В разгар праздника Кай стыл на веранде. Из ночи несло злой Атлантикой. Мне пришлось идти за ним с пледом.
— Я думал про Ману, — сказал мне Кай, отказавшись от тепла. — То, что он загадал в прошлом году, исполнилось?
— Исполнилось.
— Ты точно знаешь?
— Точно знаю. Он загадал больше сюда не возвращаться.
Каю понравилось:
— Значит, сбывается.
— Попросил что-то?
— Да.
И Кай сказал.
— Так надоело?
— Жизнь пошла по второму кругу. Я всё успел. Побывал всюду, где хотел. Попробовал и пощупал. Выучил и забыл. Нечего больше выдумать.
— Я знал, что ты неправильно распределяешь время. Сигареты есть?
— Были у кого-то из тех, — Кай кивнул на вечеринку.
— Смотри: целый сноп незнакомых людей. Выучи португальский, окунись в менталитет. Найди, с кого начать. Вон там две прекрасные девушки.
Кай закрыл глаза.
Да, всё это было.
Дед Мороз, подари ему мой флегматизм.
— Ненавижу флегматиков! — Кай бешено раскачал под собой стул. — Ровные, как столы. Где поставят, там им и место. В офис - так в офис, в ЗАГС - так в ЗАГС. С этими людьми встречать Новый год, так с этими. Вот тебе две девушки. Что прекрасного?
— Писал бы свои картины.
— Очень ты хитренький, — сощурил глазки Кай и посмотрел на небо, — очень!
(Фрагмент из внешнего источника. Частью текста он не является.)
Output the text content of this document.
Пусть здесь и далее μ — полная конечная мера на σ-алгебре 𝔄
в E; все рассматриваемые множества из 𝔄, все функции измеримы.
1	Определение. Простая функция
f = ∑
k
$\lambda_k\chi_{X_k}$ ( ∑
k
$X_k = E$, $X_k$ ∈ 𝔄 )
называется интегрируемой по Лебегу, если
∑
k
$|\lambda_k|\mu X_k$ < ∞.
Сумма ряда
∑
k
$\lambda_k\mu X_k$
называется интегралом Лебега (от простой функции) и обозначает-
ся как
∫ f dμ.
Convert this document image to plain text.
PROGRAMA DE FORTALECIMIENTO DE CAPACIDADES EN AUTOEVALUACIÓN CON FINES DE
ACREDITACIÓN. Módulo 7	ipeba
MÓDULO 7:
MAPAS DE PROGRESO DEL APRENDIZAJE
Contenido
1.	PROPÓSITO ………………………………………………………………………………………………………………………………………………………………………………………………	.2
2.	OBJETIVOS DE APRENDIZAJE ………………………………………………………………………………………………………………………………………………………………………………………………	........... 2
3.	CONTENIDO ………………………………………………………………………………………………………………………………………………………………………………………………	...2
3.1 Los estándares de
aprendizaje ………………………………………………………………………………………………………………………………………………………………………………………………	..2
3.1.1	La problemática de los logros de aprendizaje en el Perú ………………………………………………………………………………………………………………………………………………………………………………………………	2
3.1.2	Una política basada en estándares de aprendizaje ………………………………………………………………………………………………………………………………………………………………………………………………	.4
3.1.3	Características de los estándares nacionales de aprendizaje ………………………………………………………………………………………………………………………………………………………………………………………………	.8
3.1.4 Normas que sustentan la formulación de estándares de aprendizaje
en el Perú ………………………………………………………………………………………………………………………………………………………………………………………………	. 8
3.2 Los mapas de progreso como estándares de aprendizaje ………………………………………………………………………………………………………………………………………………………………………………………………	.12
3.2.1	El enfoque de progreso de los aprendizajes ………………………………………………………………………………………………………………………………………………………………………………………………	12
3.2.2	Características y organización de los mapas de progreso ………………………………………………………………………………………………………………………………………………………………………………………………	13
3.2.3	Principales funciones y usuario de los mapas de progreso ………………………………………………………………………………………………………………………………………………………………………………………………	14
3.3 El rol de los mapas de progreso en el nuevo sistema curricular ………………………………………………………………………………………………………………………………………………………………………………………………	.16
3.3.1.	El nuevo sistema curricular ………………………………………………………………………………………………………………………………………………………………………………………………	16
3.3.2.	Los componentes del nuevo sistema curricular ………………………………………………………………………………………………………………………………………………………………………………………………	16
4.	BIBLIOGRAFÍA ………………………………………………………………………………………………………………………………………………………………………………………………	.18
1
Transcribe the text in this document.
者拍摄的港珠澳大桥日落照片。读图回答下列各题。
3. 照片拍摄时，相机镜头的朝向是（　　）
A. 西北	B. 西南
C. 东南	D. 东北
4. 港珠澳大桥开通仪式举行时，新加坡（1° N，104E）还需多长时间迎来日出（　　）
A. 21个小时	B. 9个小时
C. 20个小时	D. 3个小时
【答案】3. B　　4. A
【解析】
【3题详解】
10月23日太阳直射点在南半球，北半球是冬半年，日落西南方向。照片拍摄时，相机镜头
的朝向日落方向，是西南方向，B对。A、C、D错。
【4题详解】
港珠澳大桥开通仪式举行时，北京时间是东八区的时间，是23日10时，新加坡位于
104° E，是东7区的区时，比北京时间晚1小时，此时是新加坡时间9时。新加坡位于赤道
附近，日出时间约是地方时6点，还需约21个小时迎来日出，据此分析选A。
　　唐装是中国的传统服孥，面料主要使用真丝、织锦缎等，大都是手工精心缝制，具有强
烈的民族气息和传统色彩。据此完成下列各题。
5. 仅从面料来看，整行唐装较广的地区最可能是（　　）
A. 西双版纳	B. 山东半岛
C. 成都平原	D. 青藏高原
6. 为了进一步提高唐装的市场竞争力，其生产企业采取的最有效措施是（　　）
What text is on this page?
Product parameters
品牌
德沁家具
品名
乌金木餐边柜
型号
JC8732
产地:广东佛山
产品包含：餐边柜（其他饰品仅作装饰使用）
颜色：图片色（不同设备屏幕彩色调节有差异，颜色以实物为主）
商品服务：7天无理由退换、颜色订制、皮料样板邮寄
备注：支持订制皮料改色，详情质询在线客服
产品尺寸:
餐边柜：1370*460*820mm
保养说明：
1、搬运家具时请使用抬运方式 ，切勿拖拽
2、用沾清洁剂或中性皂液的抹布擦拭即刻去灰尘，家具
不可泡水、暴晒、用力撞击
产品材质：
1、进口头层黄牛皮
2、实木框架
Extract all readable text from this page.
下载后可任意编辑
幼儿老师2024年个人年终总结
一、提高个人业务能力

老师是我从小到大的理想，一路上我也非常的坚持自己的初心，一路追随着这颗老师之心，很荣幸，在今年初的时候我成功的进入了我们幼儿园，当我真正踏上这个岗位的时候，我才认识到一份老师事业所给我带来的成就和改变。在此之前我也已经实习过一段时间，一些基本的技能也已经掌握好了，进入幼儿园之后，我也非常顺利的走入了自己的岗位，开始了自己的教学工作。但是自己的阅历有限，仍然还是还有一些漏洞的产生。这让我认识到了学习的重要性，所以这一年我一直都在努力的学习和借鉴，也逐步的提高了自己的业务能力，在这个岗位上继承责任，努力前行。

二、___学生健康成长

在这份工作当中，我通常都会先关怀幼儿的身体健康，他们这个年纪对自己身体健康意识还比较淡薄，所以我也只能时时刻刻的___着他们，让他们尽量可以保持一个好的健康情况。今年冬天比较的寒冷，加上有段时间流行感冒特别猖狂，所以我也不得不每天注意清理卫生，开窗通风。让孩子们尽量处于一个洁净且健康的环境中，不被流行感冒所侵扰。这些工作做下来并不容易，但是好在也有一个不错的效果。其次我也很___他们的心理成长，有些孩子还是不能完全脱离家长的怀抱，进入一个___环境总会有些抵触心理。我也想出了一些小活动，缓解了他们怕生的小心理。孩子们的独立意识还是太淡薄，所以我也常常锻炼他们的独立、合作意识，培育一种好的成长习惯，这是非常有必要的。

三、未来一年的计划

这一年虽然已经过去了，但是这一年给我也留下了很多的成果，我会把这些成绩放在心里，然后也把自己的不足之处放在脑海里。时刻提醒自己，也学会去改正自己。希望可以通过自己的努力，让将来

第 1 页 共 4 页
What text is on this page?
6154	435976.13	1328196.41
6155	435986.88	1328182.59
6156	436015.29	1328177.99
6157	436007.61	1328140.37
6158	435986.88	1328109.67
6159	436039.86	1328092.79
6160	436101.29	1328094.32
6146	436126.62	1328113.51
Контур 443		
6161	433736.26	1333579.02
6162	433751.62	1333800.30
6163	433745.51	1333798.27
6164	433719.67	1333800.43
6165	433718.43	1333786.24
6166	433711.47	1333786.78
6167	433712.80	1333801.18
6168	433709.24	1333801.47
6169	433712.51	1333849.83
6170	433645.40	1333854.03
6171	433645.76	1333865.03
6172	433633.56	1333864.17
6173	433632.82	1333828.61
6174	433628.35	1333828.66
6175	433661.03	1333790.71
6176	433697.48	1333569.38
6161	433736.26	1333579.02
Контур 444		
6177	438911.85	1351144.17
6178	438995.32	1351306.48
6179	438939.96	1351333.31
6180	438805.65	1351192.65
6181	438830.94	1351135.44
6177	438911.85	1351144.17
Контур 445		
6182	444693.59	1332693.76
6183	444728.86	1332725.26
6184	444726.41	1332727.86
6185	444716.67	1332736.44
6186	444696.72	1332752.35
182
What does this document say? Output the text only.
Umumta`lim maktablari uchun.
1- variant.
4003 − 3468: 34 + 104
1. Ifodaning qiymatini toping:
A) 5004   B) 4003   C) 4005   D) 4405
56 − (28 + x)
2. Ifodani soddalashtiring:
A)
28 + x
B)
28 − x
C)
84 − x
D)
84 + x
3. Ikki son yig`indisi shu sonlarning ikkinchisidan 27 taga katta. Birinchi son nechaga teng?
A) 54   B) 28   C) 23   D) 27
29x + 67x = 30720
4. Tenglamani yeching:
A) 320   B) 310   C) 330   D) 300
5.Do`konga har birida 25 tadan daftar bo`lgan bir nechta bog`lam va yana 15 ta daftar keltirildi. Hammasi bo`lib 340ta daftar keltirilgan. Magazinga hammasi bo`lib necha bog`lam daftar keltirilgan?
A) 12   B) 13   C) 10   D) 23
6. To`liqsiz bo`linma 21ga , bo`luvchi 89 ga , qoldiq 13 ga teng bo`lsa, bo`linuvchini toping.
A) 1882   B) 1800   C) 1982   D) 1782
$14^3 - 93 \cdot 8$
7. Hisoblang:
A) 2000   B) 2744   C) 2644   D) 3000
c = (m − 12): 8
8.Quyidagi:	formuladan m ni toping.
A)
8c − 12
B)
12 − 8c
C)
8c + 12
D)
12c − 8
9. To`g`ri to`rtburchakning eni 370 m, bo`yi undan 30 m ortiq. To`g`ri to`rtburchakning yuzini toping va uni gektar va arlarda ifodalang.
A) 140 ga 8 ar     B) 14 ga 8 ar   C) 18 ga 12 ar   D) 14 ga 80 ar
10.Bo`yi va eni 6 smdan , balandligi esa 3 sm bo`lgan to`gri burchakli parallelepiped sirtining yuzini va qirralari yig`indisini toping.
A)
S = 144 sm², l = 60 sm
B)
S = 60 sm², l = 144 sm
Сто лет жить буду, ныть, а ничего не напишу!
— Ну и балбес, — вздохнул я.
— Мальчики! — высунулось к нам лицо в конфетти. — Вы не скучаете?
— Ужасно! — ответил ему Кай. — Просто невыносимо!
#
Мы шли на вокзал пешком.
Уставший за сутки город выдавливал меня из себя — это было ясно по тому, как текли под ногами его мостовые.
Комов показывал на спешащие рядом размытые лица и говорил: мимо нас идут судьбы и истории.
Идут пленные и захватчики, рыцари и революционеры, неоткрытые звёзды и обугленные кометы. Они разнятся цветом глаз, купюр и снов, размером обуви, желудков и сердец; вот те круглые, другие прямые, третьи многогранные. Но в целом — это они рожают маньяков, стреляют героям в спины, забрасывают камнями гениев. Это они торгуются за места в раю. Весёлые пассажиры скоростных и электричек.
Наверное, теперь всю жизнь будем шарахаться от прохожих — решили вслух мы с Каем.
Комов сказал, что каждый из нас куда страшнее.
Оставшийся путь мы молчали.
У вагона Кай протянул мне скрученный листок.
— Благодарственное письмо?
— Шарж на тебя. Можешь использовать для новой татуировки.
Я развернула и увидела Русалочку, танцующую на кинжалах.
— С тем лишь отличием, — пояснил Кай, — что Русалочка ходила по ним ради принца, а вот ты — ради лезвий в ступнях.
Я обняла его. Кай не удивился.
Комов выглядел расстроенным. Я обняла и его. Отметила, что он не хочет размыкать рук. «Ещё один», — подумала спокойно и поставила на полку.
Вошла в вагон и в окна не выглядывала.
Перед прибытием мне приснился Минотавр. Он прятался в одном из закоулков своего жилища и плакал от испуга. Лабиринт был полон людей, они шли и шли навстречу зверю, желая принести себя в жертву.
А бродяги давно не было рядом. Он покинул лабиринт и забыл запереть входную дверь.